I would have assumed the fisherman in the Philippines would like to be paid in Philippine peso.

The fishermen will get paid in pesos but the company will be paid in dollars. And the company will probably put their dollars in a bank outside the Philippines, which only accepts dollars, euros or swiss francs.

If the fishermen could be paid in dollars, they would probably prefer that.

And the fact that they'd prefer that to being paid in Rubles or Renminbi is the underlying guarantor of American economic power... which, if it goes away and was replaced by Chinese power in the south china sea, would be catastrophic for the fishermen as well.

Where does the Russian company get its Philippine Peso from?

Russia overall may have exported some stuff to Philippines but it’s a huge country. The specific company would now need to find a way to acquire a highly illiquid currency available in tiny numbers which would be expensive.

Instead, they simply buy dollars which are highly liquid, available in huge numbers, until now absolutely reliable, and accepted by everyone.

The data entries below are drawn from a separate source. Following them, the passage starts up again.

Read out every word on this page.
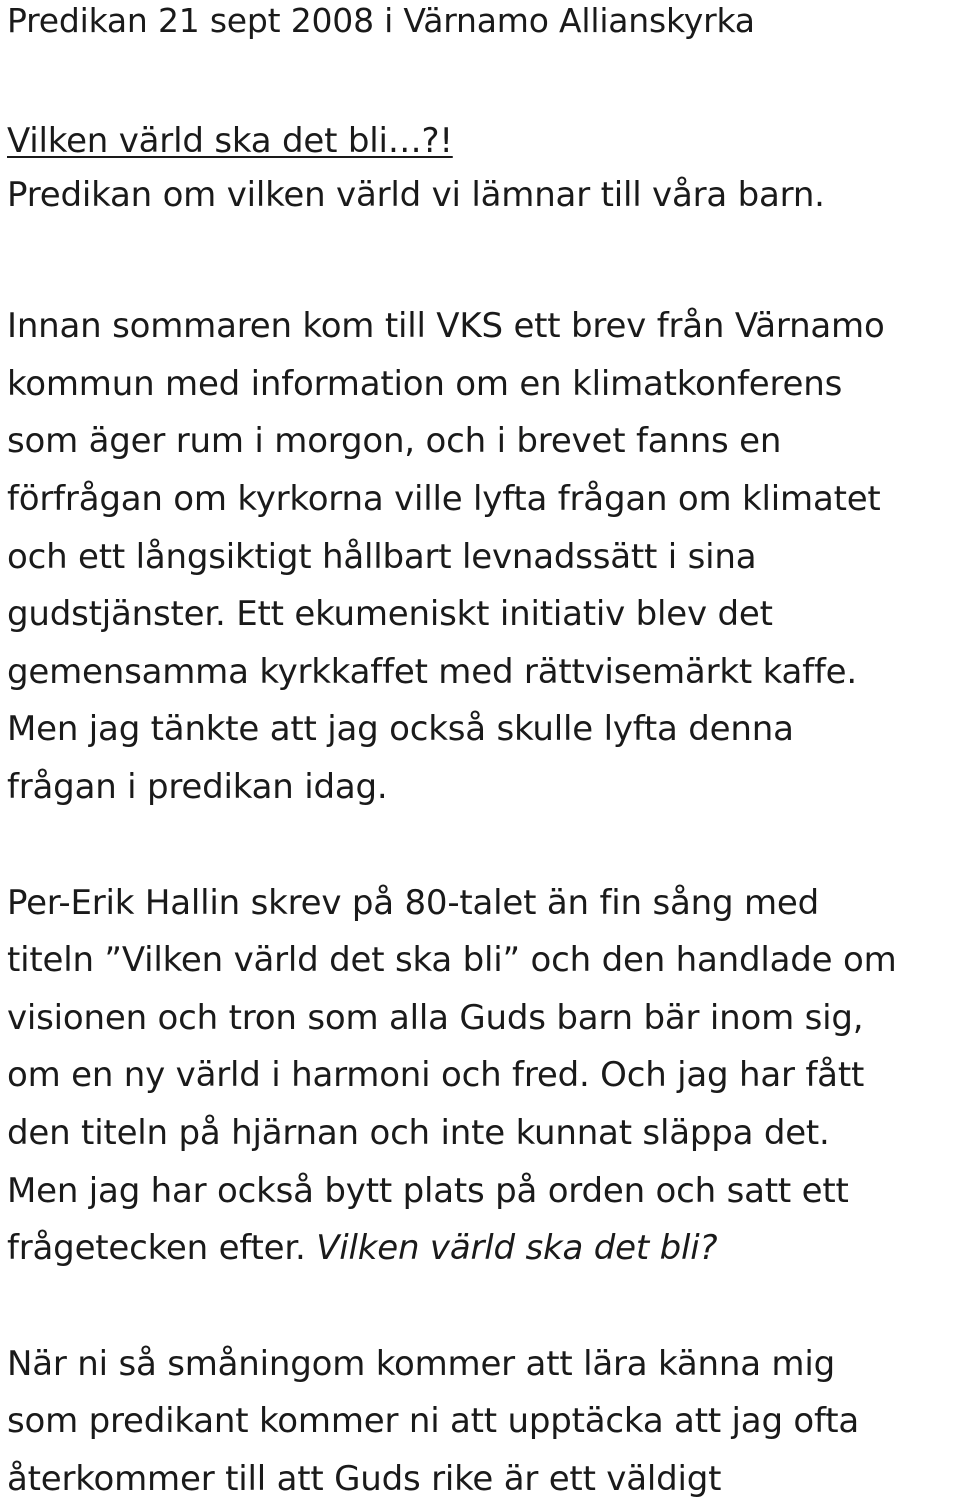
Predikan 21 sept 2008 i Värnamo Allianskyrka
Vilken värld ska det bli…?!
Predikan om vilken värld vi lämnar till våra barn.
Innan sommaren kom till VKS ett brev från Värnamo
kommun med information om en klimatkonferens
som äger rum i morgon, och i brevet fanns en
förfrågan om kyrkorna ville lyfta frågan om klimatet
och ett långsiktigt hållbart levnadssätt i sina
gudstjänster. Ett ekumeniskt initiativ blev det
gemensamma kyrkkaffet med rättvisemärkt kaffe.
Men jag tänkte att jag också skulle lyfta denna
frågan i predikan idag.
Per-Erik Hallin skrev på 80-talet än fin sång med
titeln ”Vilken värld det ska bli” och den handlade om
visionen och tron som alla Guds barn bär inom sig,
om en ny värld i harmoni och fred. Och jag har fått
den titeln på hjärnan och inte kunnat släppa det.
Men jag har också bytt plats på orden och satt ett
frågetecken efter. Vilken värld ska det bli?
När ni så småningom kommer att lära känna mig
som predikant kommer ni att upptäcka att jag ofta
återkommer till att Guds rike är ett väldigt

Trading in dollars was at the end of the day cheap.

but it's not easy to come by large amounts of Philippine pesos in Russia, cause no-one wants to hold significant amount of foreign currency they can't use for anything else. In some cases it may even be legally problematic.

That's why international trade uses "strong" currencies, which are very liquid: you can generally get USD/EUR and then trade them for anything else with a limited spread. Good luck converting Hungarian forints to Lao kips.

Being cut off from USD is why news of Russia resorting to barter[0][1] have occurred in the news since they got cut off from the US trading system

[0] https://www.newsweek.com/russia-oranges-trade-barter-pakista... [1] https://www.reuters.com/markets/first-russia-china-barter-tr...

I think that is (used to be) higher risk: Internal events could make the peso lose its value, but the dollar was pretty stable?

(Probably it'd be a pretty big fishing company, exporting to a far away nation like that. Not a single person in a small boat)

Edit: I suppose riffraff's sibling answer is better

For this the Russian buyer would have to previously sell something to the Philippines and accept pesos. Why would they accept those pesos if they are not generally accepted elsewhere?